La deuxième analyse consiste en la construction d'une mosaïque génétique du mutant avec Δmat, une souche pour laquelle le type sexuel a été délété (figure 135). Une souche délétée du type sexuel ne peut pas engager la reproduction sexuée car elle ne peut pas reconnaître un partenaire sexuel compatible. Par contre, elle produit des gamètes mâles et femelles (inactifs donc) et surtout tous les tissus maternels requis pour le développement du périthèce.

Mosaïque avec une souche Δmat chez Podospora anserina.
Figure 128 : Mosaïque avec une souche Δmat chez Podospora anserina.

Les mosaïques avec la souche Δmat permettent donc de savoir si un gène est important pour la fécondation et le développement du tissu sexuel ou non. En effet, la mosaïque, qui est un tricaryon fabriqué en mélangeant la souche Δmat avec les souches mutantes mat+ et mat-, ne produira des périthèces que si le gène n'est pas requis pour la fécondation et les étapes suivantes du développement du tissu sexuel. En effet, dans ce cas, la souche Δmat peut fournir (complémenter) les tissus maternels déficients dans le mutant. Au contraire, si c'est la fécondation et/ou le tissu sexuel qui sont affectés dans le mutant alors, la souche Δmat ne peut pas suppléée à cette déficience.

La troisième analyse consiste en la construction d'une mosaïque du mutant avec une souche PaPks1-193 de type sexuel opposé. Le gène PaPsk1 code pour un enzyme catalysant la première étape de la synthèse de mélanine chez Podospora anserina. La mutation PaPks1-193 abolit la synthèse de pigment et entraîne donc une dépigmentation du mycélium, des fructifications et des ascospores. Ce gène est à expression autonome cellulaire. Cela se voit facilement car dans un croisement sauvage x PaPks1-193 les ascospores d'un même asque portant l'allèle sauvage sont noires et celles portant PaPks1-193 sont blanches. De même, si on fabrique un hétérocaryon sauvage/PaPks1-193, celui-ci va produire un mélange de périthèces complètement blancs ou complètement verts, avec cependant quelques rares périthèces mosaïques ayant une partie de leur péridium blanche et une autre partie verte. Cela confirme que PaPks1 est à expression autonome cellulaire et montre aussi que le nombre de cellules qui initient le péridium est faible puisque la probabilité qu'il y ait des cellules sauvages et de cellules PaPks1-193 à l'origine d'un périthèce est faible.

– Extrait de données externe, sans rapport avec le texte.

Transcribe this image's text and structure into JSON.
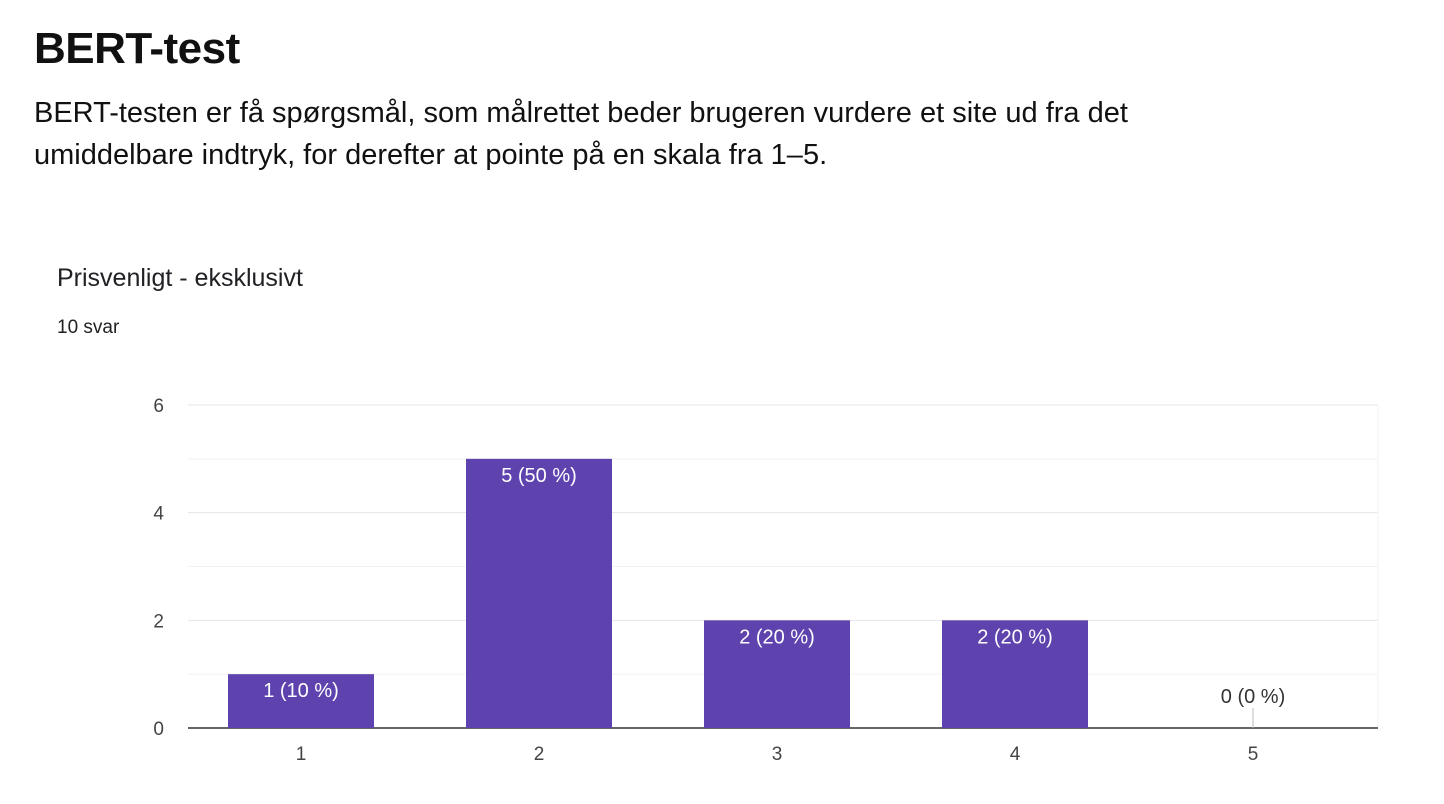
{
  "page": {
    "title": "BERT-test",
    "intro": "BERT-testen er få spørgsmål, som målrettet beder brugeren vurdere et site ud fra det umiddelbare indtryk, for derefter at pointe på en skala fra 1–5."
  },
  "chart_data": {
    "type": "bar",
    "title": "Prisvenligt - eksklusivt",
    "subtitle": "10 svar",
    "categories": [
      "1",
      "2",
      "3",
      "4",
      "5"
    ],
    "values": [
      1,
      5,
      2,
      2,
      0
    ],
    "labels": [
      "1 (10 %)",
      "5 (50 %)",
      "2 (20 %)",
      "2 (20 %)",
      "0 (0 %)"
    ],
    "ylim": [
      0,
      6
    ],
    "yticks": [
      0,
      2,
      4,
      6
    ],
    "grid": true,
    "legend": "none",
    "bar_color": "#5e43ae",
    "label_color_inside": "#ffffff",
    "label_color_outside": "#333333"
  }
}
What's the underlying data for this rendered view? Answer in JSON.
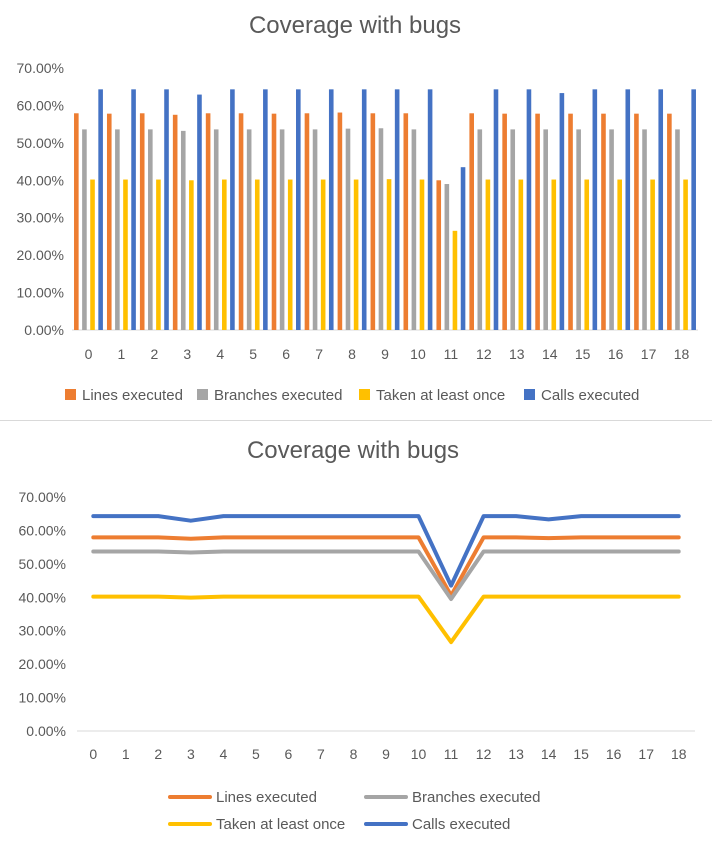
{
  "chart_data": [
    {
      "type": "bar",
      "title": "Coverage with bugs",
      "xlabel": "",
      "ylabel": "",
      "categories": [
        "0",
        "1",
        "2",
        "3",
        "4",
        "5",
        "6",
        "7",
        "8",
        "9",
        "10",
        "11",
        "12",
        "13",
        "14",
        "15",
        "16",
        "17",
        "18"
      ],
      "ylim": [
        0,
        70
      ],
      "yticks": [
        "0.00%",
        "10.00%",
        "20.00%",
        "30.00%",
        "40.00%",
        "50.00%",
        "60.00%",
        "70.00%"
      ],
      "grid": false,
      "legend_position": "bottom",
      "series": [
        {
          "name": "Lines executed",
          "color": "#ED7D31",
          "values": [
            57.9,
            57.8,
            57.9,
            57.5,
            57.9,
            57.9,
            57.8,
            57.9,
            58.1,
            57.9,
            57.9,
            40.0,
            57.9,
            57.8,
            57.8,
            57.8,
            57.8,
            57.8,
            57.8
          ]
        },
        {
          "name": "Branches executed",
          "color": "#A5A5A5",
          "values": [
            53.6,
            53.6,
            53.6,
            53.2,
            53.6,
            53.6,
            53.6,
            53.6,
            53.8,
            53.9,
            53.6,
            39.0,
            53.6,
            53.6,
            53.6,
            53.6,
            53.6,
            53.6,
            53.6
          ]
        },
        {
          "name": "Taken at least once",
          "color": "#FFC000",
          "values": [
            40.2,
            40.2,
            40.2,
            40.0,
            40.2,
            40.2,
            40.2,
            40.2,
            40.2,
            40.3,
            40.2,
            26.5,
            40.2,
            40.2,
            40.2,
            40.2,
            40.2,
            40.2,
            40.2
          ]
        },
        {
          "name": "Calls executed",
          "color": "#4472C4",
          "values": [
            64.3,
            64.3,
            64.3,
            62.9,
            64.3,
            64.3,
            64.3,
            64.3,
            64.3,
            64.3,
            64.3,
            43.5,
            64.3,
            64.3,
            63.3,
            64.3,
            64.3,
            64.3,
            64.3
          ]
        }
      ]
    },
    {
      "type": "line",
      "title": "Coverage with bugs",
      "xlabel": "",
      "ylabel": "",
      "categories": [
        "0",
        "1",
        "2",
        "3",
        "4",
        "5",
        "6",
        "7",
        "8",
        "9",
        "10",
        "11",
        "12",
        "13",
        "14",
        "15",
        "16",
        "17",
        "18"
      ],
      "ylim": [
        0,
        70
      ],
      "yticks": [
        "0.00%",
        "10.00%",
        "20.00%",
        "30.00%",
        "40.00%",
        "50.00%",
        "60.00%",
        "70.00%"
      ],
      "grid": false,
      "legend_position": "bottom",
      "series": [
        {
          "name": "Lines executed",
          "color": "#ED7D31",
          "values": [
            57.9,
            57.9,
            57.9,
            57.5,
            57.9,
            57.9,
            57.9,
            57.9,
            57.9,
            57.9,
            57.9,
            40.5,
            57.9,
            57.9,
            57.7,
            57.9,
            57.9,
            57.9,
            57.9
          ]
        },
        {
          "name": "Branches executed",
          "color": "#A5A5A5",
          "values": [
            53.7,
            53.7,
            53.7,
            53.4,
            53.7,
            53.7,
            53.7,
            53.7,
            53.7,
            53.7,
            53.7,
            39.5,
            53.7,
            53.7,
            53.7,
            53.7,
            53.7,
            53.7,
            53.7
          ]
        },
        {
          "name": "Taken at least once",
          "color": "#FFC000",
          "values": [
            40.2,
            40.2,
            40.2,
            39.9,
            40.2,
            40.2,
            40.2,
            40.2,
            40.2,
            40.2,
            40.2,
            26.6,
            40.2,
            40.2,
            40.2,
            40.2,
            40.2,
            40.2,
            40.2
          ]
        },
        {
          "name": "Calls executed",
          "color": "#4472C4",
          "values": [
            64.3,
            64.3,
            64.3,
            62.9,
            64.3,
            64.3,
            64.3,
            64.3,
            64.3,
            64.3,
            64.3,
            43.5,
            64.3,
            64.3,
            63.3,
            64.3,
            64.3,
            64.3,
            64.3
          ]
        }
      ]
    }
  ]
}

mosaïque avec une souche PaPks1 chez Podospora anserina.
Figure 129 : mosaïque avec une souche PaPks1 chez Podospora anserina.

Les mosaïques fabriquées avec un mutant stérile et PaPks1-193 peuvent présenter plusieurs types de fructifications. Soit, comme avec la souche sauvage, on observe des périthèces blancs et des périthèces verts, indiquant que le gène muté n'est pas requis dans le périthèce. Soit on observe uniquement des périthèces blancs indiquant que le gène est requis dans le périthèce et que son produit ne diffuse pas. Soit on voit un mélange de périthèces verts et de périthèces mosaïques en quantité beaucoup plus importante que dans une mosaïque avec la souche sauvage, indiquant alors que le produit du gène est essentiel dans le périthèce mais qu'il diffuse car quelques cellules sauvages présentes dans le péridium suffisent pour une maturation correcte de la fructification.

Ces méthodes ne sont pas circonscrites à l'analyse du développement de la fructification chez Podospora anserina. En effet, greffes et mosaïques génétiques sont fréquemment utilisées aussi chez les animaux et les plantes pour analyser leur développement.